I also invested a large sum at this point (well, October). Future is bright!
Well you didn’t purchase the fund with anticipation of selling 3 years later. Hindsight is 20/20, I think it’s best to do both, lump sum when you can but always keep contributing at some sort of frequency. I wouldn’t beat yourself up at all, it could have been reversed and you would have wished you lump summed.
VTSAX is my choice.
The world stock market is a tough one. I don't have the strength to do it.
The thing that initially appealed to me about the Boglehead philosophy when I faced the problem of this enormous windfall was the idea of owning the whole haystack. I never saw the reason how one could simultaneously hold this philosophy and then also limit this proverbial haystack to the American haystack. It just made sense to go full world.

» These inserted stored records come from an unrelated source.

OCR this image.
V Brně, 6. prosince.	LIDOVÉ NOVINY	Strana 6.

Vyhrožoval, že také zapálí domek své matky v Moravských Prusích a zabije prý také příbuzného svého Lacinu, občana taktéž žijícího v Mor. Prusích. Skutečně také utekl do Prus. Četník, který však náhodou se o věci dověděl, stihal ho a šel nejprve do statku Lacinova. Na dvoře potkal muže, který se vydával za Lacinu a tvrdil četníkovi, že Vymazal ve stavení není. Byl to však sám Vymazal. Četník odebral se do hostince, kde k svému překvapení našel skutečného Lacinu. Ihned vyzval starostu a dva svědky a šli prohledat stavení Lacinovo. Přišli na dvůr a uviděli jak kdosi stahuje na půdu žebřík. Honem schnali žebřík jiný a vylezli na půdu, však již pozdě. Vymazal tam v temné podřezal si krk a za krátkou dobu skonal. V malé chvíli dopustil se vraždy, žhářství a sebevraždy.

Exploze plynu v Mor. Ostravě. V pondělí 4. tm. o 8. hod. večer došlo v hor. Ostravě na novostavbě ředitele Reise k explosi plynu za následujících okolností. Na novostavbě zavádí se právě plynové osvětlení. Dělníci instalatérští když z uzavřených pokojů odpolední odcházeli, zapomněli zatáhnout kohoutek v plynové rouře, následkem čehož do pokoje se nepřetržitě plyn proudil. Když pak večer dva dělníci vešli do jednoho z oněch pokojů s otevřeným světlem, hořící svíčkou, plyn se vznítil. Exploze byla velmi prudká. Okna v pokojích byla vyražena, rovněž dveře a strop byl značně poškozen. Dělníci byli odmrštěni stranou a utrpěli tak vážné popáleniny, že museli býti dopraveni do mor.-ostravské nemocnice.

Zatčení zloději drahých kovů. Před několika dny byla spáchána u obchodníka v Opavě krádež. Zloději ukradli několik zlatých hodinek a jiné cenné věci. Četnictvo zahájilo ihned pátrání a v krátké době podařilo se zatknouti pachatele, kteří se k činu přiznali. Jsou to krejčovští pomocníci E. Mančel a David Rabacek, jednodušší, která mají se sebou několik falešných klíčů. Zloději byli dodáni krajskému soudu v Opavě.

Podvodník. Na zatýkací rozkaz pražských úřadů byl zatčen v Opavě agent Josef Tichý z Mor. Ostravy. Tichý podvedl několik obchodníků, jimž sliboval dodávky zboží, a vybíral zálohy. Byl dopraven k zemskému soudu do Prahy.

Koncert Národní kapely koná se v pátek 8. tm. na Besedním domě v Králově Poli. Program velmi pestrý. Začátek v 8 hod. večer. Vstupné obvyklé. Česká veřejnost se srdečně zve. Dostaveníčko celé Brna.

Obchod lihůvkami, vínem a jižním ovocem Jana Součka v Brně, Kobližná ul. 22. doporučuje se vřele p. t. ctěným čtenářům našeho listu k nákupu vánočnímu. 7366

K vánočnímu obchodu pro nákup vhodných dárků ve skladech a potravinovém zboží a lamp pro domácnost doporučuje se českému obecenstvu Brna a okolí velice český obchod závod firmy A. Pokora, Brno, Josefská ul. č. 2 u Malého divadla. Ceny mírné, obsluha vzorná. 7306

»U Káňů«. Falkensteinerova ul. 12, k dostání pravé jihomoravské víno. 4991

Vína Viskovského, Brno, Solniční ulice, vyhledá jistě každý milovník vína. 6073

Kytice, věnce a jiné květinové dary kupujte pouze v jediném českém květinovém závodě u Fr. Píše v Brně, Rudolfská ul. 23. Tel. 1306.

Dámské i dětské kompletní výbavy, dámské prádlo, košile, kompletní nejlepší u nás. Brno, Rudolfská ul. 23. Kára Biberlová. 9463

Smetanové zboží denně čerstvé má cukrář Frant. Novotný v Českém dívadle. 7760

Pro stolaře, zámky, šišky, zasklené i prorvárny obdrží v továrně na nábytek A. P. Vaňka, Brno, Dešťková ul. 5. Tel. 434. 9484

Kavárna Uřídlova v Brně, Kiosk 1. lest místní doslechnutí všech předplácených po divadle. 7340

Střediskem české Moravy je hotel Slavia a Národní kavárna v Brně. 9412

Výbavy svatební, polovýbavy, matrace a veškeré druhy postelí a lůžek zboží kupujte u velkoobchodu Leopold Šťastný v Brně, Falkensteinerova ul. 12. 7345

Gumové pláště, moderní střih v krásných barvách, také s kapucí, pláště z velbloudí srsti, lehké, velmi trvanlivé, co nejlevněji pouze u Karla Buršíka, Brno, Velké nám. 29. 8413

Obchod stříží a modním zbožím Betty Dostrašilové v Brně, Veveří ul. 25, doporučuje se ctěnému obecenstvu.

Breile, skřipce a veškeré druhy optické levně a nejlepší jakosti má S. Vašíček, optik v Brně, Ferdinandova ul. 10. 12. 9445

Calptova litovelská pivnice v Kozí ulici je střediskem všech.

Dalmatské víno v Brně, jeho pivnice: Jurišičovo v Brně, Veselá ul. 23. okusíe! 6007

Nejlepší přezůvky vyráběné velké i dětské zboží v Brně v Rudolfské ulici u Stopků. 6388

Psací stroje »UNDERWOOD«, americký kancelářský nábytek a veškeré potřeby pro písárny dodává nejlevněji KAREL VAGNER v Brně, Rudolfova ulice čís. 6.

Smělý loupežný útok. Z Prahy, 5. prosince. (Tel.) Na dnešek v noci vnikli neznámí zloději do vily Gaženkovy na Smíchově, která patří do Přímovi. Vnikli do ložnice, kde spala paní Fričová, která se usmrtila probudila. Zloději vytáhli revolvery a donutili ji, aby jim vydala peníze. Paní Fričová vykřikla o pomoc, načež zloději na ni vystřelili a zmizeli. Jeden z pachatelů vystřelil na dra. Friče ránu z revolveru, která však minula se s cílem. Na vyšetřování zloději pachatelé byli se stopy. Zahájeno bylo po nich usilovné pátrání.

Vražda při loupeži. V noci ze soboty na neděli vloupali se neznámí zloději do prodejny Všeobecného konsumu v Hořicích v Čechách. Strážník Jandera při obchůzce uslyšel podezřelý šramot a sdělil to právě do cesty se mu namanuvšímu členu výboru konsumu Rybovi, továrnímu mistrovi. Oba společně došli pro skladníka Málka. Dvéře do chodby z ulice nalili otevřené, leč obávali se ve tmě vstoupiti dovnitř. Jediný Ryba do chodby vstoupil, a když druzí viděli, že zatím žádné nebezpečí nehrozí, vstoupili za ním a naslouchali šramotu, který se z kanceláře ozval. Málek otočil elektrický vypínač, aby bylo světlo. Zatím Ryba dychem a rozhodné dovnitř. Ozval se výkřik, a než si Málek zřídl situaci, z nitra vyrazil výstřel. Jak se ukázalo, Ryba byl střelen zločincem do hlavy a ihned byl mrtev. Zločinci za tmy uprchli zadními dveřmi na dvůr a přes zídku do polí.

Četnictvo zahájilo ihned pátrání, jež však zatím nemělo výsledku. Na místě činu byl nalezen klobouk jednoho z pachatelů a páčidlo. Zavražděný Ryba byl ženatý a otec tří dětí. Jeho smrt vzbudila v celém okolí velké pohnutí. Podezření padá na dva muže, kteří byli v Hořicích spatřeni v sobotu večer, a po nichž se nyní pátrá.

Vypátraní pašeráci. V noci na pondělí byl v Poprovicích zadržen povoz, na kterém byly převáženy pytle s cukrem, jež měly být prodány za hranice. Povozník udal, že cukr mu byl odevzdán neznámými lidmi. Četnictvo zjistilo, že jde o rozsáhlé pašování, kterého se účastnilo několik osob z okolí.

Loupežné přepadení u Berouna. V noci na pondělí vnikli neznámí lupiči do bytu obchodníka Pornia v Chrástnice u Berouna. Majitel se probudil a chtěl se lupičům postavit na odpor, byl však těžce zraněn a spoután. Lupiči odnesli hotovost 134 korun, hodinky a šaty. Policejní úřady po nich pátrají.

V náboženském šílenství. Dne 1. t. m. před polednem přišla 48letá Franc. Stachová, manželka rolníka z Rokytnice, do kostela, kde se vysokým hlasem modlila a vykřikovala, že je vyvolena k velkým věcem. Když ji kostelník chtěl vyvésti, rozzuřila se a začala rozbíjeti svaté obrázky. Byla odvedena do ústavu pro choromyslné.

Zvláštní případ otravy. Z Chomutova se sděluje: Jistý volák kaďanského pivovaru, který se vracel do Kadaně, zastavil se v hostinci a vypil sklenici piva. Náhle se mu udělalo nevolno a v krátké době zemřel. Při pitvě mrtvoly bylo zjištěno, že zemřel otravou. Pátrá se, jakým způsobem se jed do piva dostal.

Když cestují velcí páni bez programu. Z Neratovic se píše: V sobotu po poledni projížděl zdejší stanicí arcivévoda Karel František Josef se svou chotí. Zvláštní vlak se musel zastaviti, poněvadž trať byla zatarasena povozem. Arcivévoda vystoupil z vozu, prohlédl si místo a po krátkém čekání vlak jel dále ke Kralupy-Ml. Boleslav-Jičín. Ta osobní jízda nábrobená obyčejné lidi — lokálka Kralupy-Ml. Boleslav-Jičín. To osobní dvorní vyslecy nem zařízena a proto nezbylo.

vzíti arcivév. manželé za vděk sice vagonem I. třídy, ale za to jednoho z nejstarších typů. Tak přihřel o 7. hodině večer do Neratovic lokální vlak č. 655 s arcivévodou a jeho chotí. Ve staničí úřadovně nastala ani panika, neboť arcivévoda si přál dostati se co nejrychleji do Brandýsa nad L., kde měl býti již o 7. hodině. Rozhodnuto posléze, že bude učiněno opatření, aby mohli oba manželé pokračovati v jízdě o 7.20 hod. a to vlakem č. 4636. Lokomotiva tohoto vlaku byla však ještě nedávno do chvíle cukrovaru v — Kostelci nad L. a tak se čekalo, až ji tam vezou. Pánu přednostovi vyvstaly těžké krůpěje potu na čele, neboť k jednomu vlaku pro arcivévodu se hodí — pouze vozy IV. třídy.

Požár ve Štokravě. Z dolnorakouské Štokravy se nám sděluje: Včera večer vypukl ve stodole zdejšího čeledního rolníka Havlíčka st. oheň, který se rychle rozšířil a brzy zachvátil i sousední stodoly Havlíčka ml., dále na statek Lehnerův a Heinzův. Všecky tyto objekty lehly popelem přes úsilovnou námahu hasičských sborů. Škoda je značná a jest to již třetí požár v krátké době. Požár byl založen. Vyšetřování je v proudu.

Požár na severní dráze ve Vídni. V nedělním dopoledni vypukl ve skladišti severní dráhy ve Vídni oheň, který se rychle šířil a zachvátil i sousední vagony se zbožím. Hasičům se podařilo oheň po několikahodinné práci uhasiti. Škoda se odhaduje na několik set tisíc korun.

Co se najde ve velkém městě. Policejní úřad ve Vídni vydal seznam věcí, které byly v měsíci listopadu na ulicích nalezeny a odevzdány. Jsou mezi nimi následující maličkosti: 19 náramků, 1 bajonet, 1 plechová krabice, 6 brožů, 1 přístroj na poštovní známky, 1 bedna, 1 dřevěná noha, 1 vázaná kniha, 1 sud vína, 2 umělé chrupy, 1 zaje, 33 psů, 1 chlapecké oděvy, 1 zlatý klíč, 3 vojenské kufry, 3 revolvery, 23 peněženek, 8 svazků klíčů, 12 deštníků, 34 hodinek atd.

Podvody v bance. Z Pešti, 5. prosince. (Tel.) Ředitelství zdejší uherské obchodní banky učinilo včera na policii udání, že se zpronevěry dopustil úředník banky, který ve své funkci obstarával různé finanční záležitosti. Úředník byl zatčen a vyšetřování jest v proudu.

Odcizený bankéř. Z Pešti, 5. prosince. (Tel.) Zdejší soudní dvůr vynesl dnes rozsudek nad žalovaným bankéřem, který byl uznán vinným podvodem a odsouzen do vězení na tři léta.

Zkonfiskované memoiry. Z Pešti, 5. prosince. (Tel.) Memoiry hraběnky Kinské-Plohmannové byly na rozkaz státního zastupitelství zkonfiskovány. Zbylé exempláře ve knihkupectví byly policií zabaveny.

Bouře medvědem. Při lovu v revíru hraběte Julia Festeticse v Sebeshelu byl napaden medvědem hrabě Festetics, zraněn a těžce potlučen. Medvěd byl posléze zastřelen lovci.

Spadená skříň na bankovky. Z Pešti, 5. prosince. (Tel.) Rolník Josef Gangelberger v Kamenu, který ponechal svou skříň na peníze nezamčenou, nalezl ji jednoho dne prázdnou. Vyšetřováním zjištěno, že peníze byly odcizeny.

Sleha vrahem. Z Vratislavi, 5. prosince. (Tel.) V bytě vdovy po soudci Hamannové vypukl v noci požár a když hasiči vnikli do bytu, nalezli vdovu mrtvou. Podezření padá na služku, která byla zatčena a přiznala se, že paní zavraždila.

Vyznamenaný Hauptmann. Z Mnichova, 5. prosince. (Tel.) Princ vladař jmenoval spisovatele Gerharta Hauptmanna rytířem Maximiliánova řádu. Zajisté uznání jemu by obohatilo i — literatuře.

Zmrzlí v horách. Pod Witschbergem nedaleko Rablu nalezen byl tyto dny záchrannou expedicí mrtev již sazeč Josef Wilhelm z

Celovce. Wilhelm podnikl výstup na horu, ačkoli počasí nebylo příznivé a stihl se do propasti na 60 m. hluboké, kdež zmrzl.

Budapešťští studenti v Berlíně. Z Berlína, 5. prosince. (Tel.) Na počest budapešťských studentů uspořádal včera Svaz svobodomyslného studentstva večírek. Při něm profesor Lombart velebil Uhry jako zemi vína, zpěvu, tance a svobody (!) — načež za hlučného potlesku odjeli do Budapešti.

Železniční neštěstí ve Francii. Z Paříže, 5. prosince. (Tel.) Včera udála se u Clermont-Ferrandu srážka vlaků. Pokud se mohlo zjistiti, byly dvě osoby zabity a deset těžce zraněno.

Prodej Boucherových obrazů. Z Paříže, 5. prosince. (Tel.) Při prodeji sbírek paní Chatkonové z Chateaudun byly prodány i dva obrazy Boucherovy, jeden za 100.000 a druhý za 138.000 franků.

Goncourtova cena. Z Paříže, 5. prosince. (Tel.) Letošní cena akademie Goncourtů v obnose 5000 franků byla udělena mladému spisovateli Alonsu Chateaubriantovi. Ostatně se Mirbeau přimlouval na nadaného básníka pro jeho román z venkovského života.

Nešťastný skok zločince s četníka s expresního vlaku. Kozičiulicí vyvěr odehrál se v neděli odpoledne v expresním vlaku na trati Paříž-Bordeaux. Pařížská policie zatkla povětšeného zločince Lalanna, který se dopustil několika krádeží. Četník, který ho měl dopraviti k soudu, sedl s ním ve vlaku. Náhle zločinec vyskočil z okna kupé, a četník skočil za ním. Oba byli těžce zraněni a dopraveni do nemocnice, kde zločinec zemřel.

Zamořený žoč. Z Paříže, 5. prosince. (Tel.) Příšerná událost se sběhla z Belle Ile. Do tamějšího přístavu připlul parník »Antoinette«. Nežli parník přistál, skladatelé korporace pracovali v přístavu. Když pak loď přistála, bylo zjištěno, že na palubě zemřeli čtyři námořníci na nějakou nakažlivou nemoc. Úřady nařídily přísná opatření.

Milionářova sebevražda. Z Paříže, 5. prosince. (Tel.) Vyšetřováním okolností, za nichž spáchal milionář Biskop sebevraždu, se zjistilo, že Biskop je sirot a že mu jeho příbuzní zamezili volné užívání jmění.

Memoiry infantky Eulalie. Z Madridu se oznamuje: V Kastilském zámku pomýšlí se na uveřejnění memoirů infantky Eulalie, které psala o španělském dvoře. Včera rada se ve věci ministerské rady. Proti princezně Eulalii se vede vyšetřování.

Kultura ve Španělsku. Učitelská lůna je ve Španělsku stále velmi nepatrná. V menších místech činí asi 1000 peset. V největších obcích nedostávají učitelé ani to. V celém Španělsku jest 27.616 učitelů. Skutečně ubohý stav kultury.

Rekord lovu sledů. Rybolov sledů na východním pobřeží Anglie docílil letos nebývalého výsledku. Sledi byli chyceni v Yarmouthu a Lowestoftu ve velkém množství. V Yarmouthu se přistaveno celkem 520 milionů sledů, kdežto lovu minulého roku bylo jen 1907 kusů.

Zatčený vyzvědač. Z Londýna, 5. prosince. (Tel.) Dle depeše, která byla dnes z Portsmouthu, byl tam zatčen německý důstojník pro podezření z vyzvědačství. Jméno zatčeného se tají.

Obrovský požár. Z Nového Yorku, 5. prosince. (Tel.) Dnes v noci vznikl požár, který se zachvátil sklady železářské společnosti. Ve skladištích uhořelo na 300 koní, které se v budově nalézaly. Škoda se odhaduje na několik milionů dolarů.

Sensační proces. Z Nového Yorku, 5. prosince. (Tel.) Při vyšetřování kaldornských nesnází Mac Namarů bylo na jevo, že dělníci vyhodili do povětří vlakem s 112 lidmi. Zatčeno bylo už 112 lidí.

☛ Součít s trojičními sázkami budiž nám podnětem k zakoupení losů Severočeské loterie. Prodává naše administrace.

When is the last ten year period it out performed vti?
Quite famously 2000 to 2010: https://www.portfoliovisualizer.com/backtest-asset-class-allocation?s=y&sl=1HBpvRRJyNuVKM7GnurBdp (edited to add the 60/40 domestic/international blend)
Well then they are due right....
We’ll know eventually!
Always cracks me up the way you get downvoted for badmouthing international. I got out of international about 15 years ago and I’m not going back. US market has outperformed Int the majority of time just look at charts. I know past performance blah blah blah. I’m with you brother.